Agrisoma Biosciences Inc. is the firm behind the biofuel made from Carinata mustard and company founder and president Steve Fabijanski believes it could help dramatically decarbonize the aviation industry.
“For me, this is a very good example of Canadian innovation and especially innovation from Quebec in terms of looking at green solutions,” he said in an interview from Paris with The Canadian Press.
Thirty per cent of the jet fuel used in the Boeing was to be replaced by the biofuel, leading the company to proclaim the plane will emit 30 per cent less greenhouse gases than a regular flight.
Fabijanski said he believes his company’s product is the greenest biofuel ever used in a plane to date and that partnering with United Airlines will serve as a showcase for attracting new projects.
With a flight time of 11 hours, the California-toSwitzerland flight would be the longest transatlantic trip to date using biofuels and the second time Agrisoma’s mustard-based product was used in a commercial flight.
Last Jan. 28, it was used in a 15-hour transpacific Qantas Airways flight between Australia and the United States. In that instance, the biofuel replaced 10 per cent of the jet fuel.
Currently, the technical and regulatory rules limit to 50 per cent the amount of biofuel that can be used in commercial aircraft.
“Fifty per cent is the goal (for the company) and at 50 per cent, you’re making a significant impact in terms of greenhouse gas emissions,” said Fabijanski.
As the number of air passengers has steadily grown, the aviation industry has set as a goal reducing CO2 emissions by 50 per cent compared to 2005 levels.
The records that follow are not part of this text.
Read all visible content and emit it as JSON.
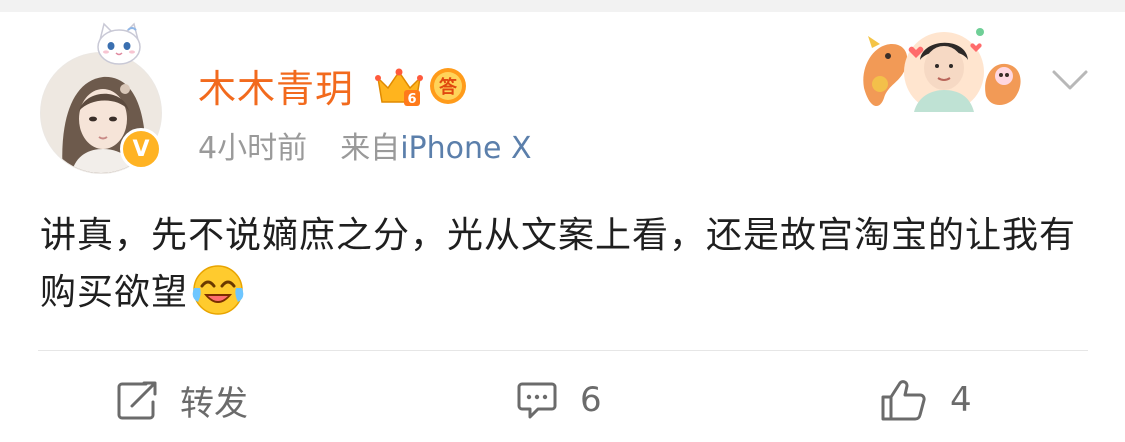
{
  "post": {
    "username": "木木青玥",
    "time": "4小时前",
    "source_prefix": "来自",
    "source": "iPhone X",
    "content": "讲真，先不说嫡庶之分，光从文案上看，还是故宫淘宝的让我有购买欲望",
    "content_emoji": "laugh-cry-emoji"
  },
  "badges": {
    "verified": "V",
    "crown_level": "6",
    "answer_badge": "答"
  },
  "actions": {
    "repost_label": "转发",
    "comment_count": "6",
    "like_count": "4"
  },
  "colors": {
    "username": "#f26a1d",
    "source_link": "#5b7fab",
    "meta_gray": "#9a9a9a",
    "verified_badge": "#ffb323"
  }
}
The industry is responsible for two to three per cent of global emissions.
Steven Guilbeault, an environmental activist and cofounder of Equiterre, says Agrisoma’s biofuel paves the way for air carriers to take a significant step in reducing their carbon footprint.
“As an ecologist, what matters to me is that this type of technology is spreading and, as a Quebecer, I won’t hide the fact it makes me proud that it was developed in our backyard,” he said.